The stoichiometry of the reaction and the total charge transferred enable us to calculate the amount of product formed during an electrolysis reaction or the amount of metal deposited in an electroplating process.

For example, if a current of 0.60 A passes through an aqueous solution of CuSO4 for 6.0 min, the total number of coulombs of charge that passes through the cell is as follows:

$$\textrm{charge}=\textrm{(0.60 A)(6.0 min)(60 s/min)}=\mathrm{220\;A\cdot s}=\textrm{220 C} \label{20.9.15}$$

The number of moles of electrons transferred to $$Cu^{2+}$$ is therefore

$$\textrm{moles e}^-=\dfrac{\textrm{220 C}}{\textrm{96,486 C/mol}}=2.3\times10^{-3}\textrm{ mol e}^- \label{20.9.16}$$

Because two electrons are required to reduce a single Cu2+ ion, the total number of moles of Cu produced is half the number of moles of electrons transferred, or 1.2 × 10−3 mol. This corresponds to 76 mg of Cu. In commercial electrorefining processes, much higher currents (greater than or equal to 50,000 A) are used, corresponding to approximately 0.5 F/s, and reaction times are on the order of 3–4 weeks.

Example $$\PageIndex{2}$$

A silver-plated spoon typically contains about 2.00 g of Ag.
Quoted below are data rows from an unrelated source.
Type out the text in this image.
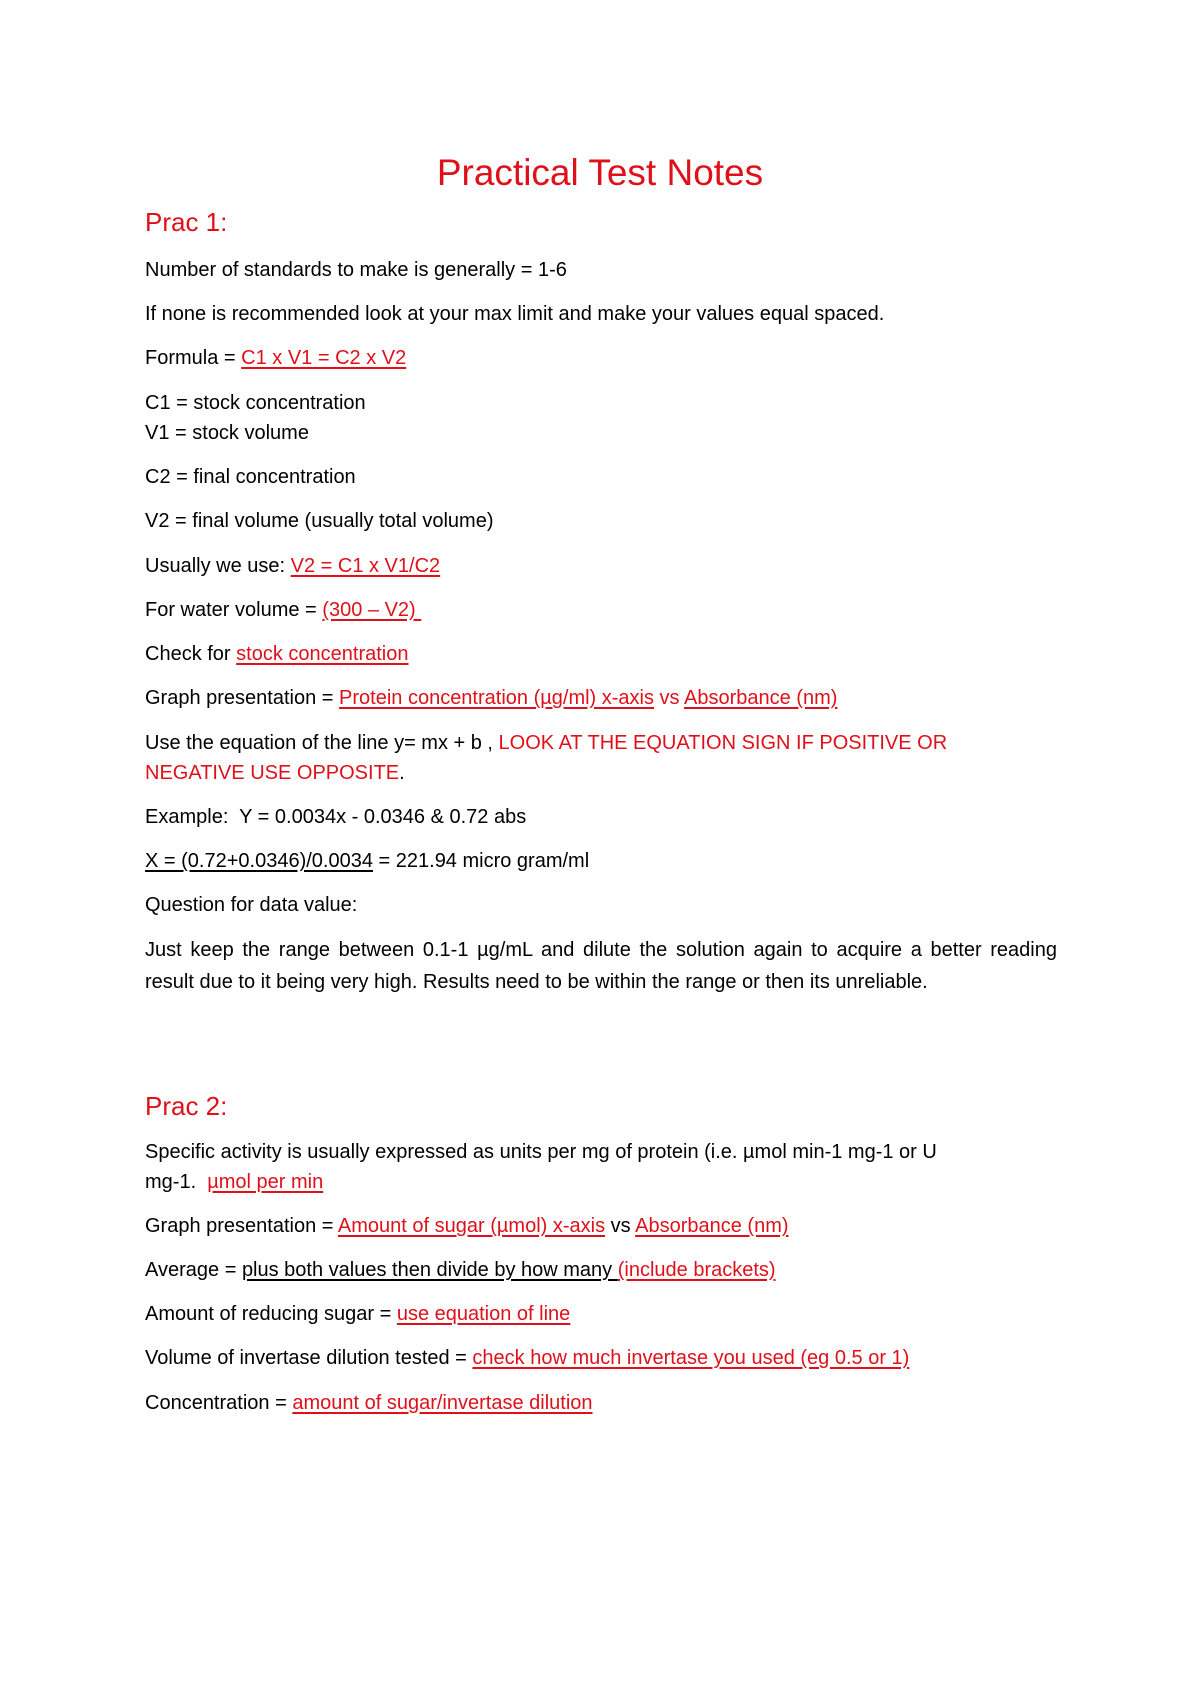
Practical Test Notes
Prac 1:
Number of standards to make is generally = 1-6
If none is recommended look at your max limit and make your values equal spaced.
Formula = C1 x V1 = C2 x V2
C1 = stock concentration
V1 = stock volume
C2 = final concentration
V2 = final volume (usually total volume)
Usually we use: V2 = C1 x V1/C2
For water volume = (300 – V2)
Check for stock concentration
Graph presentation = Protein concentration (µg/ml) x-axis vs Absorbance (nm)
Use the equation of the line y= mx + b , LOOK AT THE EQUATION SIGN IF POSITIVE OR
NEGATIVE USE OPPOSITE.
Example:  Y = 0.0034x - 0.0346 & 0.72 abs
X = (0.72+0.0346)/0.0034 = 221.94 micro gram/ml
Question for data value:
Just keep the range between 0.1-1 µg/mL and dilute the solution again to acquire a better reading result due to it being very high. Results need to be within the range or then its unreliable.
Prac 2:
Specific activity is usually expressed as units per mg of protein (i.e. µmol min-1 mg-1 or U
mg-1.  µmol per min
Graph presentation = Amount of sugar (µmol) x-axis vs Absorbance (nm)
Average = plus both values then divide by how many (include brackets)
Amount of reducing sugar = use equation of line
Volume of invertase dilution tested = check how much invertase you used (eg 0.5 or 1)
Concentration = amount of sugar/invertase dilution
If 12.0 h are required to achieve the desired thickness of the Ag coating, what is the average current per spoon that must flow during the electroplating process, assuming an efficiency of 100%?

Given: mass of metal, time, and efficiency

Strategy:

1. Calculate the number of moles of metal corresponding to the given mass transferred.
2. Write the reaction and determine the number of moles of electrons required for the electroplating process.
3. Use the definition of the faraday to calculate the number of coulombs required. Then convert coulombs to current in amperes.

Solution:

A We must first determine the number of moles of Ag corresponding to 2.00 g of Ag:

$$\textrm{moles Ag}=\dfrac{\textrm{2.00 g}}{\textrm{107.868 g/mol}}=1.85\times10^{-2}\textrm{ mol Ag}$$

B The reduction reaction is Ag+(aq) + e → Ag(s), so 1 mol of electrons produces 1 mol of silver.

C Using the definition of the faraday,

coulombs = (1.85 × 10−2mol e)(96,486 C/mol e) = 1.78 × 103 C / mole

The current in amperes needed to deliver this amount of charge in 12.0 h is therefore

\begin{align}\textrm{amperes} &=\dfrac{1.78\times10^3\textrm{ C}}{(\textrm{12.0 h})(\textrm{60 min/h})(\textrm{60 s/min})}\\ & =4.12\times10^{-2}\textrm{ C/s}=4.12\times10^{-2}\textrm{ A}\end{align}

Because the electroplating process is usually much less than 100% efficient (typical values are closer to 30%), the actual current necessary is greater than 0.1 A.

Exercise $$\PageIndex{2}$$

A typical aluminum soft-drink can weighs about 29 g. How much time is needed to produce this amount of Al(s) in the Hall–Heroult process, using a current of 15 A to reduce a molten Al2O3/Na3AlF6 mixture?